Fostering a Stand-out Customer Experience Is a Craft in Itself
For Sujata and Taniya, the customer experience has guided their strategies and decision-making more than once. Deeply understanding their customers—priorities, needs, wants, lifestyles, and beyond—Suta has been able to provide a customer experience that’s as remarkable as its products.
Feedback Is Always Handled with Care
Feedback isn’t just a way to placate complaints at Suta, and it’s definitely not just another suggestion box where ideas are submitted, never to be looked at or considered. Instead, feedback—including complaints or claims—is a critical component to the decision-making cycle.
It’s no secret that word-of-mouth advertising, especially through the talking heads of modern-day influencers, can be an impactful weapon for scaling brands. In India, however, starting and growing a business is a social matter more than in most parts of the world.
The social aspect of starting a business is partly to blame for why listening to customers and genuinely considering feedback is so important. If Suta shut out customer input completely, it wouldn’t take long for a not-so-good rep to flow through the grapevine.
When critical feedback or input happens, which it always will for any business, the duo’s approach isn’t defensive. “We empathise and try to come to a rational approach,” they say. Parts of the business, such as how the website came together or who models the sarees, are heavily influenced by what customers have to say.
Authentically lending an ear to customers leaves a lasting impression that no marketing dollars could ever match.
A Scaling Strategy That Stretches Beyond the Brand
For ecommerce sellers looking to scale big, one of their first priorities might be funneling all sorts of revenue into a beefier tech stack. With so many tools that expedite processes, diminish tedious manual tasks, and enhance the online customer experience, pumping dough into platforms is admittedly tempting.
However, if money were no object, SaaS isn’t exactly where Suta would invest. Instead, their strategy centers around the people who make their company possible—weavers, artisans, and customers.
The impact that Suta strives to have is anything but on their own bottom line.
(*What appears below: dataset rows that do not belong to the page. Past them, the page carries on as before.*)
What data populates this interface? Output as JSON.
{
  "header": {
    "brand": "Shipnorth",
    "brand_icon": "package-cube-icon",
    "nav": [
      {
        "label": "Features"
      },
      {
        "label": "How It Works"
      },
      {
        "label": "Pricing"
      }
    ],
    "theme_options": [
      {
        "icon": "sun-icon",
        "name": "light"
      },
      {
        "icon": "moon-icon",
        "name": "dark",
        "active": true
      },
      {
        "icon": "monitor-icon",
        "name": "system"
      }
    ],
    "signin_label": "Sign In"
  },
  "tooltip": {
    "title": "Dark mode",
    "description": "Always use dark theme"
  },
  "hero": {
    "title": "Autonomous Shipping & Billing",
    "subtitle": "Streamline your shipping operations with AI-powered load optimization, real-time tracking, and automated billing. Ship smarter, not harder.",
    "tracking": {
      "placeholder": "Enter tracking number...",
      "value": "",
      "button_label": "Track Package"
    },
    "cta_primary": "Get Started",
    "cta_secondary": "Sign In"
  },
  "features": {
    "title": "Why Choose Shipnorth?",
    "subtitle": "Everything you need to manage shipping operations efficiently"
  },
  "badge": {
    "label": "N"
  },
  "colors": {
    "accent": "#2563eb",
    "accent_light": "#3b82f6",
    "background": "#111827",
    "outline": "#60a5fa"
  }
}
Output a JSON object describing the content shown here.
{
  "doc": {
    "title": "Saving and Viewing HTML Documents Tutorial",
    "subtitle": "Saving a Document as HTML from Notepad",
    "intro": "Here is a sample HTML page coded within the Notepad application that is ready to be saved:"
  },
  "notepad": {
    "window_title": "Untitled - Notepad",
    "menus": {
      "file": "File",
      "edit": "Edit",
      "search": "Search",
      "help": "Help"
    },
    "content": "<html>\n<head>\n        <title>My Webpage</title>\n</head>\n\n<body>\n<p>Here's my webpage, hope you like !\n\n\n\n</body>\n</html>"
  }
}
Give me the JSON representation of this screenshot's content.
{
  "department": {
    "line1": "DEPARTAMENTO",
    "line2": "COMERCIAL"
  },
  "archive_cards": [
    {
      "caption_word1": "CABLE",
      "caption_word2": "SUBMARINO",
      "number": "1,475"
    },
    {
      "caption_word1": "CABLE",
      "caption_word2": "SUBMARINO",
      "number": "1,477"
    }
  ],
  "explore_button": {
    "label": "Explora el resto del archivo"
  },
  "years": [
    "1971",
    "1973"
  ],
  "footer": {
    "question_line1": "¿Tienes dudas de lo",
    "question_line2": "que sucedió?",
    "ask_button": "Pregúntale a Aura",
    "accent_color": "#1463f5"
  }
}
With more than 10,000 artisans creating sarees, the founders take tremendous care of ensuring they are getting paid a fair price for their talent and skill. In turn, entire communities are lifted up, and that’s an ecosystem worth more than any profits.
When it comes to strategies targeting the customer experience, the focus is also about empowering shoppers. Suta’s future looks a lot like increasing products, diversifying verticals, and finding more ways to go to customers and reduce their legwork.
Focusing on revenue isn’t a touted priority, but Suta’s list of to-dos is bound to only draw more repeat customers and earn their long-term loyalty. In turn, scaling and success is sure to follow these people-first initiatives.
Keeping a Chin up During the Pandemic
The coronavirus pandemic has hit every corner of the globe—hard. The impact has busted some ecommerce verticals while others boomed. As for Suta? Well, the team fared better this year than last thanks to flexibility and the ability to adapt to uncertainty.
“We’ve evolved a lot in terms of products and price points. Even overall communication has changed.”
Communication internally and externally has evolved, but ultimately the goal stays true: Reach more people through this traditional form taking on contemporary vibes. With a wider audience, Suta can keep spreading the craft of the artisans it works with. And when that craft spreads, the tradition is reinvigorated throughout communities.
And what better way to do well in ecommerce than to do good by everybody?